Among other things, Mr. Luckerman pointed to a discrimination case involving the Wampanoag tribe that was decided by the Hon. Reginald Lindsay in federal court several years ago. In the decision, Judge Lindsay found that the settlement agreement did not abrogate sovereign immunity.
"We think the case is applicable," Mr. Luckerman said.
But Mr. Rappaport noted that the case centered on the internal workings of the tribe and not land use.
"Judge Lindsay looked at the settlement act and said that his case dealt with the inner workings of the tribe, while the settlement act placed burdens on the land and said the tribe has to comply with zoning," he said.
Both attorneys cited United States Supreme Court cases on Indian law.
"The Supreme Court could not have made it clearer, if you're going to waive sovereign immunity you've got to do it expressly and unequivocally. The Supreme Court has said often you can't get there by inference, it has to be front and center," Mr.
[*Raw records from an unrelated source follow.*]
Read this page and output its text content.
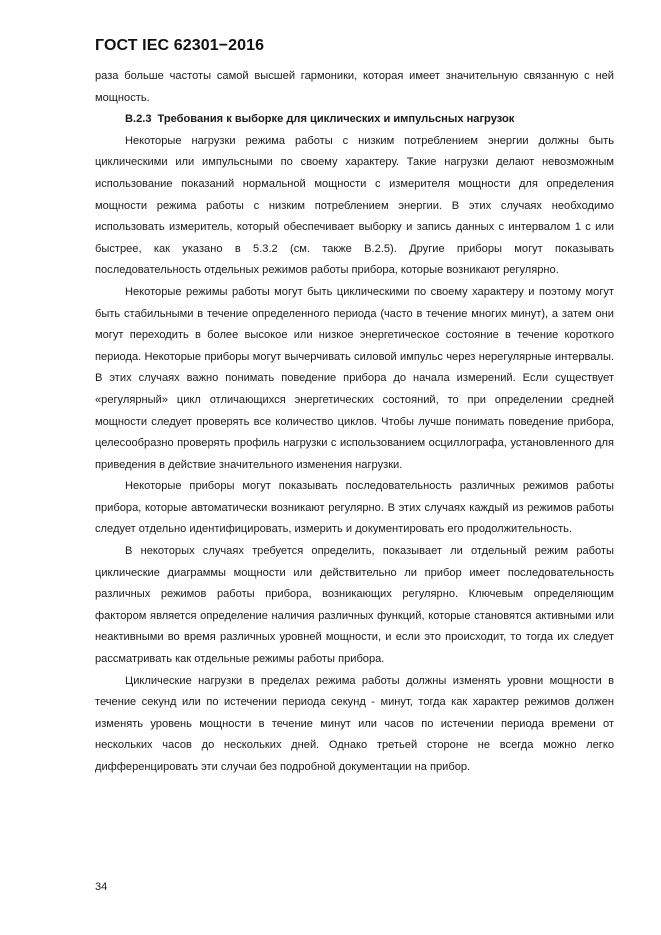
ГОСТ IEC 62301−2016

раза больше частоты самой высшей гармоники, которая имеет значительную связанную с ней мощность.

B.2.3 Требования к выборке для циклических и импульсных нагрузок

Некоторые нагрузки режима работы с низким потреблением энергии должны быть циклическими или импульсными по своему характеру. Такие нагрузки делают невозможным использование показаний нормальной мощности с измерителя мощности для определения мощности режима работы с низким потреблением энергии. В этих случаях необходимо использовать измеритель, который обеспечивает выборку и запись данных с интервалом 1 с или быстрее, как указано в 5.3.2 (см. также В.2.5). Другие приборы могут показывать последовательность отдельных режимов работы прибора, которые возникают регулярно.

Некоторые режимы работы могут быть циклическими по своему характеру и поэтому могут быть стабильными в течение определенного периода (часто в течение многих минут), а затем они могут переходить в более высокое или низкое энергетическое состояние в течение короткого периода. Некоторые приборы могут вычерчивать силовой импульс через нерегулярные интервалы. В этих случаях важно понимать поведение прибора до начала измерений. Если существует «регулярный» цикл отличающихся энергетических состояний, то при определении средней мощности следует проверять все количество циклов. Чтобы лучше понимать поведение прибора, целесообразно проверять профиль нагрузки с использованием осциллографа, установленного для приведения в действие значительного изменения нагрузки.

Некоторые приборы могут показывать последовательность различных режимов работы прибора, которые автоматически возникают регулярно. В этих случаях каждый из режимов работы следует отдельно идентифицировать, измерить и документировать его продолжительность.

В некоторых случаях требуется определить, показывает ли отдельный режим работы циклические диаграммы мощности или действительно ли прибор имеет последовательность различных режимов работы прибора, возникающих регулярно. Ключевым определяющим фактором является определение наличия различных функций, которые становятся активными или неактивными во время различных уровней мощности, и если это происходит, то тогда их следует рассматривать как отдельные режимы работы прибора.

Циклические нагрузки в пределах режима работы должны изменять уровни мощности в течение секунд или по истечении периода секунд - минут, тогда как характер режимов должен изменять уровень мощности в течение минут или часов по истечении периода времени от нескольких часов до нескольких дней. Однако третьей стороне не всегда можно легко дифференцировать эти случаи без подробной документации на прибор.

34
Luckerman said.
But Mr. Rappaport noted a recent U.S. Supreme Court case involving arbitration for an Indian tribe that went the other way.
"Expressly saying you have waived immunity - that's not where the United States Supreme Court is and it's not where it is going. I see no difference between arbitration and zoning. Zoning is not just about setbacks and height limits, it's a statutory scheme. You can't agree to be subject to zoning and not have review in the courts," he said.
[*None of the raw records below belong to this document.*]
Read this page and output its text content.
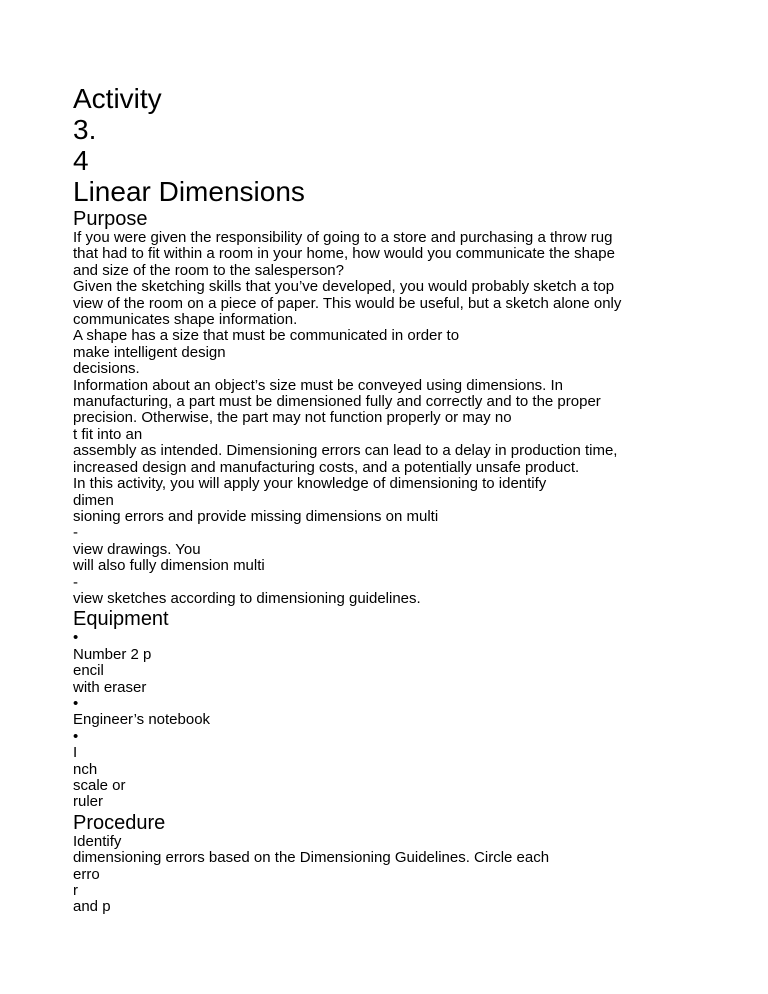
Activity
3.
4
Linear Dimensions
Purpose
If you were given the responsibility of going to a store and purchasing a throw rug
that had to fit within a room in your home, how would you communicate the shape
and size of the room to the salesperson?
Given the sketching skills that you’ve developed, you would probably sketch a top
view of the room on a piece of paper. This would be useful, but a sketch alone only
communicates shape information.
A shape has a size that must be communicated in order to
make intelligent design
decisions.
Information about an object’s size must be conveyed using dimensions. In
manufacturing, a part must be dimensioned fully and correctly and to the proper
precision. Otherwise, the part may not function properly or may no
t fit into an
assembly as intended. Dimensioning errors can lead to a delay in production time,
increased design and manufacturing costs, and a potentially unsafe product.
In this activity, you will apply your knowledge of dimensioning to identify
dimen
sioning errors and provide missing dimensions on multi
-
view drawings. You
will also fully dimension multi
-
view sketches according to dimensioning guidelines.
Equipment
•
Number 2 p
encil
with eraser
•
Engineer’s notebook
•
I
nch
scale or
ruler
Procedure
Identify
dimensioning errors based on the Dimensioning Guidelines. Circle each
erro
r
and p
Mr. Luckerman said the tribe plans to enforce its own compliance with zoning rules.
"They want to take on more of this responsibility, it's not a matter of slighting the town, it's their desire to become the community they had dreamed of becoming," he said. "The plaintiffs are attempting to bootstrap the tribe and the catastrophic results that plaintiffs and the interveners are prophesying, we don't expect to happen. Being frustrated with the outcome is not enough to overturn Indian law."
Mr. Rappaport had another view.
"If the tribe's position is correct, then in effect they could build anywhere and no one could sue them over it. That is not a result that was contemplated in this agreement, and it should not be countenanced by you. I am not suggesting that the tribe would do anything wrong, I am simply suggesting that these are the rules of the game. And the consequences are where do people go for relief? The tribe would be the applicant, the permit granting authority and the adjudicator. You have one entity ruling all the rules of the game, and there's something the matter with that," he concluded.
As Mr. Luckerman's arguments came to an end, Judge Connon broke in with questions.
"What you are saying is that when Congress passed this act [in 1987] imposing these restrictions, they didn't mean it?" the judge said.
"Well, we don't know," Mr. Luckerman began, but the judge broke in again.
"If the court buys your argument, if I rule against you on the motion to dismiss and then favor the defendants on summary judgment, then the tribe will have the authority to build whatever they want to build on this land?" he said.
"Theoretically, yes," Mr. Luckerman replied.